SpaceShip-Unglück 2014

Klar – Kapseln sind seit mehr als einem halben Jahrhundert erprobt. Sie sind billiger, und sie sind zuverlässig. Raketenflugzeuge hingegen sind kompliziert. Das musste Bezos Konkurrent Branson vor sechs Jahren feststellen, als das SpaceShipTwo seiner Firma Virgin Galactic bei einem Testflug verunglückte. Ein Pilot kam dabei ums Leben. Fabian Eilingsfeld: "Die zusätzlichen Sicherheitsfeatures, die nach dem Absturz des Prototypen 2014 nötig waren drücken halt auf die Performance. Da hängt ja alles sehr eng zusammen. Sie haben ja ein Trägerflugzeug. Und da muss das eigentliche Raketenflugzeug, also das Spaceship, ja reinpassen. Sie können nicht einfach das SpaceShipTwo größer machen."

Herausforderung Trägerflugzeug

Das Trägerflugzeug WhiteKnightTwo steigt mitsamt dem Raumschiff bis auf eine Höhe von 15 Kilometern.
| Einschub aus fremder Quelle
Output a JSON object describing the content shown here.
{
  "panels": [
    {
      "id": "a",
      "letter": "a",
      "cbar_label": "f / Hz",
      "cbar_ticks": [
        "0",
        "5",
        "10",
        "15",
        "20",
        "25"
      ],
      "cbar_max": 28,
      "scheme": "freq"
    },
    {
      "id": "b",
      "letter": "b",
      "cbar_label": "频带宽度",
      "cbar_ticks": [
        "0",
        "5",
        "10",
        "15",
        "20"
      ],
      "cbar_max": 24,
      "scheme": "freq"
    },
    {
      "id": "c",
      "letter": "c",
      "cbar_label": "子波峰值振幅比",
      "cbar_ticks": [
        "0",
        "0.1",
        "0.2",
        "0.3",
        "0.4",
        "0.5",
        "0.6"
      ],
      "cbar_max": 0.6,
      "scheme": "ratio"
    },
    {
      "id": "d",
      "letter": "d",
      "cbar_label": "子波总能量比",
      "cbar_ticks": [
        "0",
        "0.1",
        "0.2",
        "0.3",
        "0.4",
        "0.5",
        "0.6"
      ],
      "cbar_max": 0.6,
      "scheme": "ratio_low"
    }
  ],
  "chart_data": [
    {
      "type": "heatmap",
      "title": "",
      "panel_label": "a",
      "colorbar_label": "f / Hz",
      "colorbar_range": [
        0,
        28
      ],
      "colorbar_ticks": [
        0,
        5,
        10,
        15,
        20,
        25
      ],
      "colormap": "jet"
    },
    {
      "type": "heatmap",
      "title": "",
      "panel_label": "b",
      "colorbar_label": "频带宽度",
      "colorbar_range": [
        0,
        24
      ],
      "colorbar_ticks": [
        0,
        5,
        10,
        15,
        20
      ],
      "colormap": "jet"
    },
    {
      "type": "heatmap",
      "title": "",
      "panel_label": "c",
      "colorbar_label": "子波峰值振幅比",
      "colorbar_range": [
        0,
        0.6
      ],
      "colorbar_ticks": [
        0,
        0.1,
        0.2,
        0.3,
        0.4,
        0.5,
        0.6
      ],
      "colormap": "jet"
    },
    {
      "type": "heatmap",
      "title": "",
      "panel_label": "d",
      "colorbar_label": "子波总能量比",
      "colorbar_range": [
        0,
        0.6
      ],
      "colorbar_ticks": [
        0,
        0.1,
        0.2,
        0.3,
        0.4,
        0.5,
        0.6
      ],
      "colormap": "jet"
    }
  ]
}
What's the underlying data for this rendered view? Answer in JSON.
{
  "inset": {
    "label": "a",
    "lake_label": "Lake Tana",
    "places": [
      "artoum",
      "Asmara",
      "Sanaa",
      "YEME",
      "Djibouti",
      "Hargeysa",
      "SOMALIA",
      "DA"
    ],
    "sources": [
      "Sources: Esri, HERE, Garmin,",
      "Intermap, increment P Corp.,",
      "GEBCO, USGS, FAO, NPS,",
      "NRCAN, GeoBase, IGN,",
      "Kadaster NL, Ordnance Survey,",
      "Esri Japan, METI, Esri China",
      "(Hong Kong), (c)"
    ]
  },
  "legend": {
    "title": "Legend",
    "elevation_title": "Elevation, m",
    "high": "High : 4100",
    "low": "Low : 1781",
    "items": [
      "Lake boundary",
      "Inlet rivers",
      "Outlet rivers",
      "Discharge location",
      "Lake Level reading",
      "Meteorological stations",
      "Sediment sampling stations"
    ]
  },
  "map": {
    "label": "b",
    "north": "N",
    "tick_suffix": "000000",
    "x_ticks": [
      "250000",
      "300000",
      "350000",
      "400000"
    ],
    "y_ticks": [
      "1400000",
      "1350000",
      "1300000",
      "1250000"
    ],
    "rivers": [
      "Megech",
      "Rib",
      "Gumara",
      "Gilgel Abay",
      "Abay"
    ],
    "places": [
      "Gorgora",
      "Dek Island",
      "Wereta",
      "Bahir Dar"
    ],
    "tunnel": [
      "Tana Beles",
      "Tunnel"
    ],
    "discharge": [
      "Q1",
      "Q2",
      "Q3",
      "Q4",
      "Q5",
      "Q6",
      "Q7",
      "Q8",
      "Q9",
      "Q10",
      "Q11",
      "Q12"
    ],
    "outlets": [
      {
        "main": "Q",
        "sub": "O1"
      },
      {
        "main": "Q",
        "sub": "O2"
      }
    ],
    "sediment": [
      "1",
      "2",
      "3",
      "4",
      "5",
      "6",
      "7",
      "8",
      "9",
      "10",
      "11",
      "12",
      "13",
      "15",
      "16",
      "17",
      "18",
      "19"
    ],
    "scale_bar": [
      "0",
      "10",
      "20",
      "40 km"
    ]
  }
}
Dann klinkt sich das kleinere SpaceShipTwo aus, zündet seine eigenen Triebwerke und steigt nahezu senkrecht nach oben. Kleiner Schönheitsfehler: Es erreicht nur eine Höhe von 80 Kilometern. Um wirklich den Weltraum zu erreichen, sind die Motoren nicht leistungsstark genug, so Weltraumexperte Eilingsfeld: "Das fängt ja schon an mit dem Antrieb. Sie haben einen hybriden Antrieb. Sie haben halt einen festen Brennstoff und einen flüssigen Oxidator, das heißt: Sie können nicht Ihr Triebwerk beliebig vergrößern, weil das Raketenflugzeug selbst muss dann auch gleich größer werden. Und wenn das wächst, muss Ihr Trägerflugzeug größer werden. Und das geht nicht. Also die haben sich sprichwörtlich in die Ecke gemalt mit ihrem Design."

Hoch fliegende Touristen statt Astronauten

Wenn Bransons Flug am zweiten Juli-Sonntag also gelingt - die Nase vorne hat er damit nicht. Denn auf lange Sicht dürfte sich herumsprechen, dass die zahlenden Kunden von Bransons Virgin Galactic keine Astronauten werden, sondern eben nur hochfliegende Touristen. Das konservative aber leistungsfähigere Kapselkonzept von Blue Origin könnte sich somit auszahlen – vorausgesetzt, der bemannte Premierenflug von Jeff Bezos gelingt und die Crew kehrt wohlbehalten auf den Erdboden zurück.